Любава глядела на домовину и невольно ежилась, будто от холода. И чего это старец Фотей домовину в келью затащил? Страсти, какие!
Наконец старец закончил молитву, с тяжкими охами и вздохами поднялся с колен, и только сейчас увидел гостей. Вгляделся подслеповатыми очами и тихим, дряблым голосом молвил:
— Ты, Фетинья?
— Я, преподобный.
— А это кто с тобой?
— Господь навел меня на лесную деревушку. А в ней — чадо доброе.
Фетинья легонько подтолкнула локтем Любаву, и та тотчас опустилась перед старцем на колени и облобызала его худенькую, невесомую руку.
— Выйдем-ка, дитя мое, на свет Божий. Очи совсем худо зрят.
Любава с неподдельным любопытством разглядывала старца. Изможденный, согбенный, с седой бородой до колен. На старце — ветхое рубище, под коим виднелась власяница[217] и медный нагрудный крест на крученом гайтане[218]. Лицо ветхое, исхудалое.

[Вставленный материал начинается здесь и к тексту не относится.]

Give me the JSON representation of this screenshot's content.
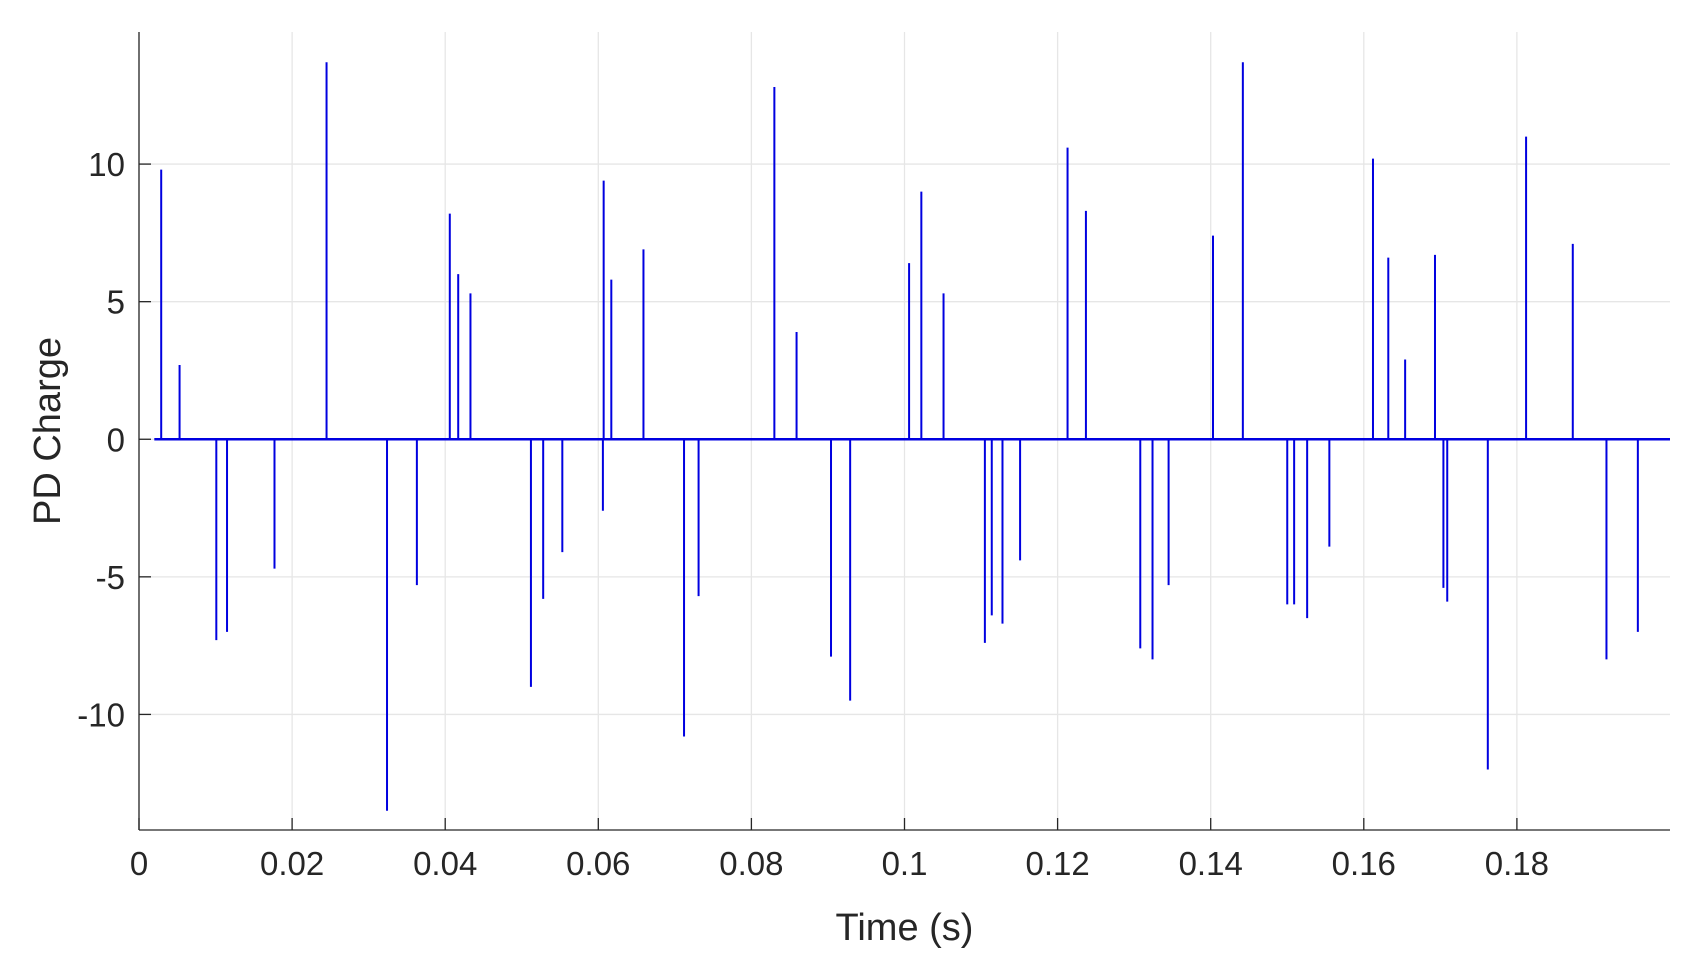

«Господи, да он чуть жив! — пожалела отшельника Любава. — Чем же он кормится? В келье никакой снеди, кажись, не видно».
— Дедушка Фотей, хочешь, я тебе топленого молочка с пенками принесу? Лакомое!
Отшельник кротко улыбнулся, положил сухонькую ладонь на голову девушки, и всё тем же тихим голосом молвил:
— А ты и впрямь доброе созданье. Чую, душа у тебя светлая и ангельская. То — дар Божий, не каждому такую душу Господь дает. Да хранит тебя Спаситель.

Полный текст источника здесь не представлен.